Mayor Oleksandr Markushyn said: “We have good news today - Irpin has been liberated.
“We understand that there will be more attacks on our town and we will defend it courageously.”
Ukrainian forces are on the offensive, pushing Russian troops back in areas around Kyiv, the northeast and the southwest.
Russia has meanwhile kept up pressure in the southeast near separatist areas, including its devastating siege of Mariupol, razed while tens of thousands of civilians remain trapped inside.
Mayor Vadym Boichenko, who has escaped the city and was speaking from an undisclosed location, said 26 buses were waiting to evacuate some of the 160,000 trapped civilians but Russia was denying safe passage.
He said: “The situation in the city remains difficult. People are beyond the line of humanitarian catastrophe.
“We need to completely evacuate Mariupol.”
Ukrainian children have suffered enormously with 143 killed so far and 216 injured - even though many more deaths among the young are suspected.
Hundreds of children have been rescued by a heroic underground movement dedicated to snatching them from beneath Putin’s tanks as they hide in basements.
Today it emerged 30 had been plucked to safety and smuggled all the way to Ivano Frankivsk in the Carpathian foothills, where they will be safer.
Aid agencies say ten million Ukrainians have been displaced in just over a month since the invasion started.
And Ukraine has lost $432 billion from the Russian invasion, according to Kyiv Economy Minister Yulia Svyridenko.
She said: “This is the sum of the only one-time losses that Ukraine has suffered since the Russian invasion.”
She added that the biggest damage is the loss of infrastructure - 5,000 miles of roads, dozens of railway stations and airports worth £90 billion were destroyed and damaged.
With Russia’s offensive stalled its troops have resorted to pummelling Ukrainian towns and cities with rockets and artillery in a grinding war of attrition.
Fierce fighting has raged on the outskirts of Kyiv, but Russian troops remain miles from the city centre, their aim of quickly encircling the capital faltering In Stoyanka village near Kyiv, Ukrainian soldier Serhiy Udod said Russian troops had taken up defensive positions and suffered heavy losses.
He said “probably they thought it would be like Crimea”, which Russia annexed quickly and almost without a shot fired in 2014.
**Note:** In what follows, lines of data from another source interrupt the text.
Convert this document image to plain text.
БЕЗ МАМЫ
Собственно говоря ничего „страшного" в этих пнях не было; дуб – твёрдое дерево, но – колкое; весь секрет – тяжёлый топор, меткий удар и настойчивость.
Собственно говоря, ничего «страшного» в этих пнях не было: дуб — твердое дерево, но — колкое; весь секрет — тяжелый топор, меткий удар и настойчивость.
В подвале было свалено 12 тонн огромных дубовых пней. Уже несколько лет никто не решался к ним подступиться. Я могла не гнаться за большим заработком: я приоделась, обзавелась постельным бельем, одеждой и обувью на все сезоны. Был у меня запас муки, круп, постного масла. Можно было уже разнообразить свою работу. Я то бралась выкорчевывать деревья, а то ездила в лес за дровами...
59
He added: “But, here it’s not like in Crimea. We are not happy to see them. Here they suffer and get killed.”
A fiercer than expected Ukrainian resistance, bolstered by weapons from the UK and other Western allies, has bogged Russian forces down.
Meanwhile, Ukraine has banned reporting on troop and equipment movements not announced or approved by the military.
Journalists breaking the law, even if they are foreign, could face three to eight years in prison.
Today it emerged that orders to blitz the stricken city of Kharkiv were given by a Russian general born in that city.
The unnamed general’s details are kept by Ukraine’s Office of the Prosecutor General which has a list of 200 “war criminals”.
Prosecutor General Irina Venediktova said his identity was tracked down after her office fingered a Russian serviceman who took part in the bombing.
She added: “Thanks to him we went to another suspected Russian Federation general, who gave the orders to bomb Kharkiv.
“The most cynical thing is that this general was born in the Kharkiv region.”